Before we dive into VLANs, routers, IP addresses and all that stuff, we have to understand how a network works, and which language a switch speaks.
A MAC address (Media Access Control address) is a hardware address tied to that specific network interface card and it’s unique. Windows calls it physical address but it’s the same thing.
A MAC address is not just a random number. The first six hexadecimal characters identifies the vendor (like Intel or Ubiqui and so on). The last six hexadecimal characters is unique to that specific device from that vendor.
And here comes our OSI model back in play. Because a switch is speaking with MAC addresses and does not care about ip addresses in the first place, we live at layer 2. Even the naming here is a bit confusing physical layer (layer 1) is NOT the physical address. On layer 1 we are talking about the actual movement of bits. Electricity on copper cable. Light on fiber, etc.
When your computer sends data that moves down the OSI model this is called encapsulation. Basically meaning each layer adds its own information. At the time the data reaches layer 2 the device adds a destination MAC address and a source MAC address to it. The source MAC address is the sender’s local hardware address. The destination MAC is usually the next device in the local network, often the default gateway. Then layer 2 adds one more thing at the end, the FCS (frame check sequence).

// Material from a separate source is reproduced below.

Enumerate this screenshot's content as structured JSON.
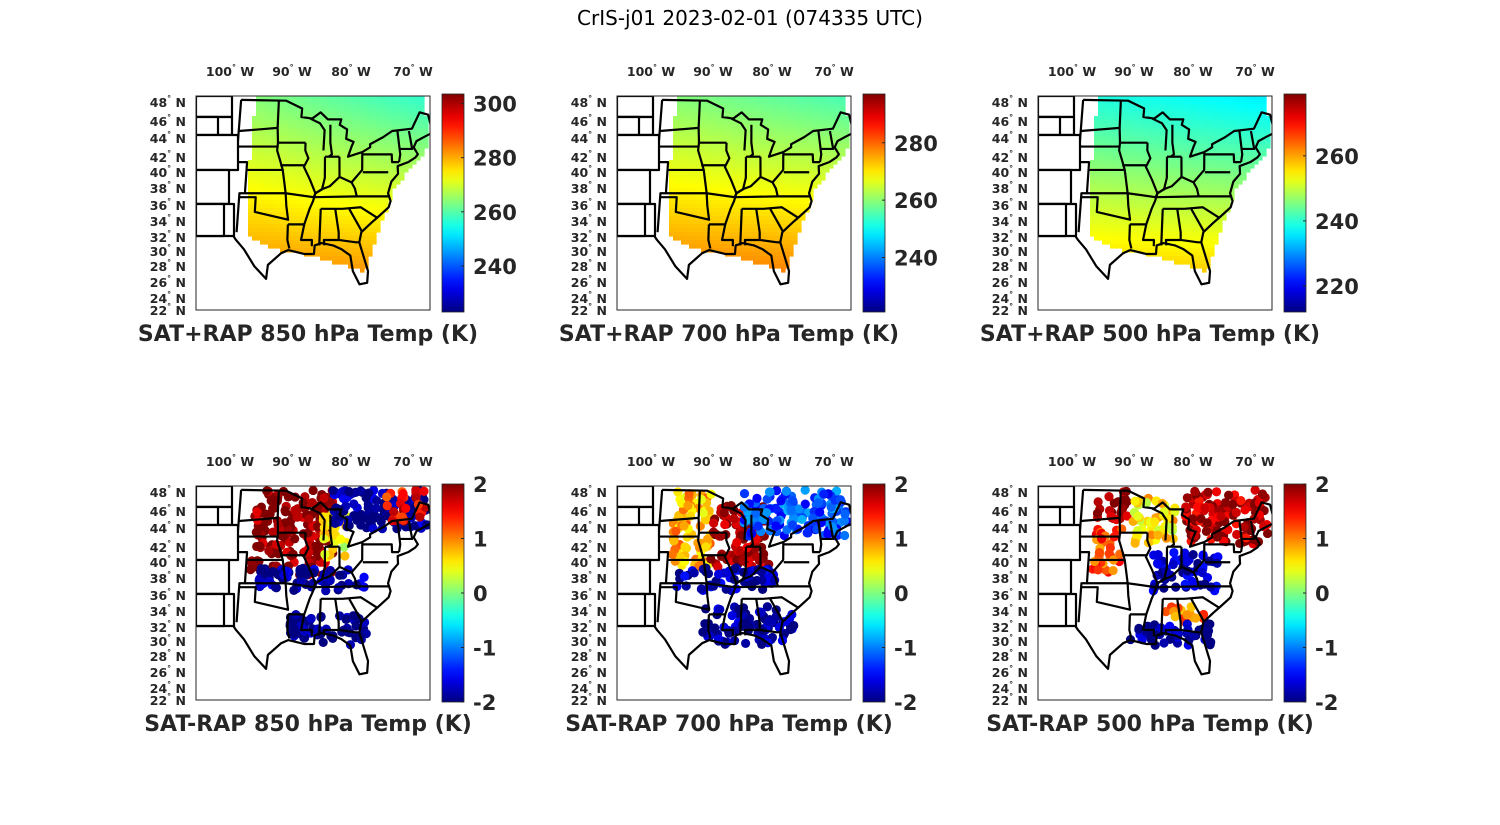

It’s a mathematical value used so the receiving device can verify the rfame wasn’t corrupted during transmission.
So the big takeways from this lesson are:
- A MAC address is the local hardware identity of a network interface.
- The first half is the vendor OUI, and the second half is unique to the device.
- Switches live at Layer 2 and forward traffic based on MAC addresses.
- A frame is the Layer 2 wrapper around data, including source MAC, destination MAC, and FCS.